Saturday, November 20, 2010

Amnesty International Calls for American War Crimes Investigation

On September 17, 2001, just six days after 9-11, President G. W. Bush authorized the CIA to set up secret detention facilities in other countries. Now in his memoir, he has clearly stated that he was part of the process authorizing "enhanced interrogation techniques" (read torture) against detainees in those facilities. He also named others who were involved.

On November 11, 2010 Amnesty International, a London-based group that has done a lot of excellent work over the years, called for a criminal investigation based on that admission. On the 18th, the UN echoed that call. It is a call that should be heeded.

If it should happen the ramifications would shake this nation from Washington, D.C., where President Obama is still operating those facilities, to right here in Springfield because SWMO's own John Ashcroft will be among those who will have to explain their roles.

Of course there will be a lot of backroom bargaining – to put it politely – between the call for investigation and the day when the United States government refuses to participate. It might become a rather bloody public debate or – more likely – a story quietly buried on the back page if reported on at all. Certainly the American press – not so leftist after all – will not print the whole story. The U.S. has long pretended to be supportive of the UN and the World Court, but has always denied them the right of judging us. That certainly won't change in the face of this mess. It will take pressure from the rest of the world to make it happen.

As a child of the forties and fifties I remember comic books, cartoons and movies that showed caricatures of Japanese soldiers and told stories of their barbarous ways. We were pretty carefully taught that one of the things that separated us from them (aside from the broadly drawn racial characteristics) was that they tortured prisoners while our soldiers did not.

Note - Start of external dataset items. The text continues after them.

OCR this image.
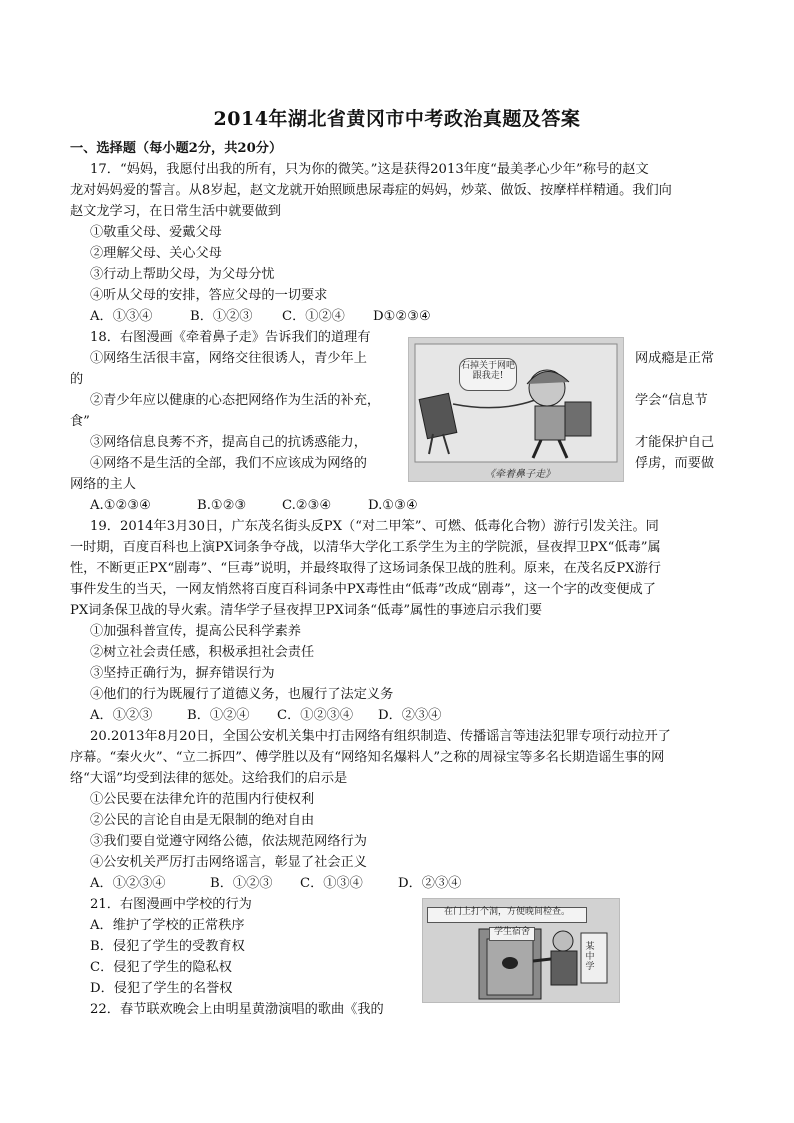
2014年湖北省黄冈市中考政治真题及答案
一、选择题（每小题2分，共20分）
17．“妈妈，我愿付出我的所有，只为你的微笑。”这是获得2013年度“最美孝心少年”称号的赵文
龙对妈妈爱的誓言。从8岁起，赵文龙就开始照顾患尿毒症的妈妈，炒菜、做饭、按摩样样精通。我们向
赵文龙学习，在日常生活中就要做到
①敬重父母、爱戴父母
②理解父母、关心父母
③行动上帮助父母，为父母分忧
④听从父母的安排，答应父母的一切要求
A．①③④	B．①②③ C．①②④ D①②③④
18．右图漫画《牵着鼻子走》告诉我们的道理有
①网络生活很丰富，网络交往很诱人，青少年上	网成瘾是正常
的
②青少年应以健康的心态把网络作为生活的补充，	学会“信息节
食”
③网络信息良莠不齐，提高自己的抗诱惑能力，	才能保护自己
④网络不是生活的全部，我们不应该成为网络的	俘虏，而要做
网络的主人
A.①②③④	B.①②③	C.②③④	D.①③④
石掉关于网吧跟我走!
《牵着鼻子走》
19．2014年3月30日，广东茂名街头反PX（“对二甲笨”、可燃、低毒化合物）游行引发关注。同
一时期，百度百科也上演PX词条争夺战，以清华大学化工系学生为主的学院派，昼夜捍卫PX“低毒”属
性，不断更正PX“剧毒”、“巨毒”说明，并最终取得了这场词条保卫战的胜利。原来，在茂名反PX游行
事件发生的当天，一网友悄然将百度百科词条中PX毒性由“低毒”改成“剧毒”，这一个字的改变便成了
PX词条保卫战的导火索。清华学子昼夜捍卫PX词条“低毒”属性的事迹启示我们要
①加强科普宣传，提高公民科学素养
②树立社会责任感，积极承担社会责任
③坚持正确行为，摒弃错误行为
④他们的行为既履行了道德义务，也履行了法定义务
A．①②③	B．①②④ C．①②③④ D．②③④
20.2013年8月20日，全国公安机关集中打击网络有组织制造、传播谣言等违法犯罪专项行动拉开了
序幕。“秦火火”、“立二拆四”、傅学胜以及有“网络知名爆料人”之称的周禄宝等多名长期造谣生事的网
络“大谣”均受到法律的惩处。这给我们的启示是
①公民要在法律允许的范围内行使权利
②公民的言论自由是无限制的绝对自由
③我们要自觉遵守网络公德，依法规范网络行为
④公安机关严厉打击网络谣言，彰显了社会正义
A．①②③④	B．①②③ C．①③④	D．②③④
21．右图漫画中学校的行为
A．维护了学校的正常秩序
B．侵犯了学生的受教育权
C．侵犯了学生的隐私权
D．侵犯了学生的名誉权
在门上打个洞，方便晚间检查。
学生宿舍
某中学
22．春节联欢晚会上由明星黄渤演唱的歌曲《我的
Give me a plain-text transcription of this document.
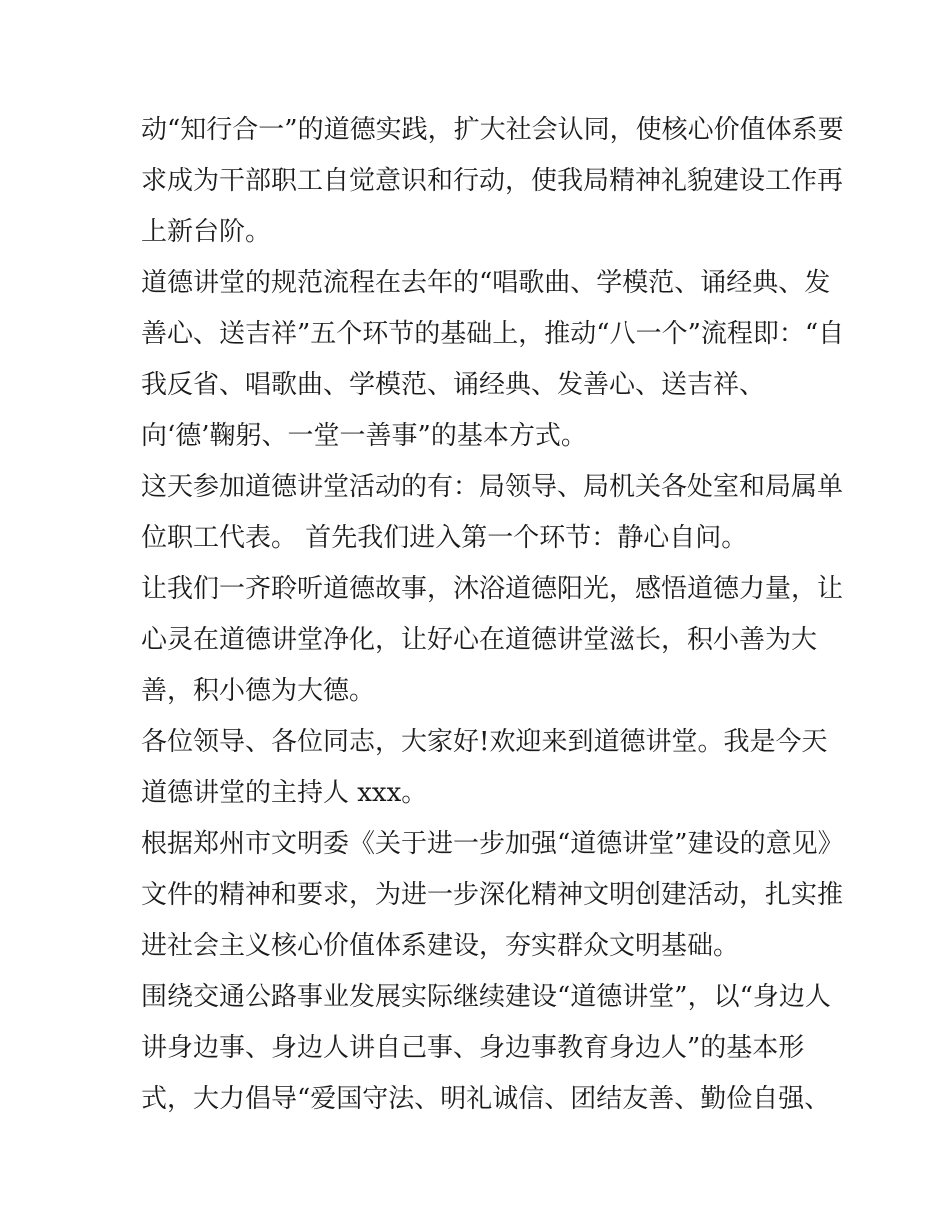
动“知行合一”的道德实践，扩大社会认同，使核心价值体系要
求成为干部职工自觉意识和行动，使我局精神礼貌建设工作再
上新台阶。
道德讲堂的规范流程在去年的“唱歌曲、学模范、诵经典、发
善心、送吉祥”五个环节的基础上，推动“八一个”流程即：“自
我反省、唱歌曲、学模范、诵经典、发善心、送吉祥、
向‘德’鞠躬、一堂一善事”的基本方式。
这天参加道德讲堂活动的有：局领导、局机关各处室和局属单
位职工代表。 首先我们进入第一个环节：静心自问。
让我们一齐聆听道德故事，沐浴道德阳光，感悟道德力量，让
心灵在道德讲堂净化，让好心在道德讲堂滋长，积小善为大
善，积小德为大德。
各位领导、各位同志，大家好!欢迎来到道德讲堂。我是今天
道德讲堂的主持人 xxx。
根据郑州市文明委《关于进一步加强“道德讲堂”建设的意见》
文件的精神和要求，为进一步深化精神文明创建活动，扎实推
进社会主义核心价值体系建设，夯实群众文明基础。
围绕交通公路事业发展实际继续建设“道德讲堂”，以“身边人
讲身边事、身边人讲自己事、身边事教育身边人”的基本形
式，大力倡导“爱国守法、明礼诚信、团结友善、勤俭自强、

No matter how skillfully our leaders might maneuver their way out of the limelight on this one, the fact is that the nation that filled our heads with stories of its righteousness in WWII as compared to the savagery of the Germans and Japanese has now moved to an official policy allowing torture - a sad slide from a moral ideal (whether ever true or not) into a pit of immoral slime from which there is no honorable escape other than to admit guilt and beg forgiveness.

America owes it to the world to allow an investigation and agree to accept its findings. It's the only realistic way to regain the moral high ground our lapse into barbarity has stolen from us.

My bet, though, is that we won't do it. Instead we will continue to posture as though we never lost that ground. We might fool ourselves with such posturing, but we can't be our own judge. The rest of world, watching our continued vanity, arrogance and hypocrisy on full display, will judge us harshly. We have lost their respect for good reason. We could gain it back, but I'm betting we won't.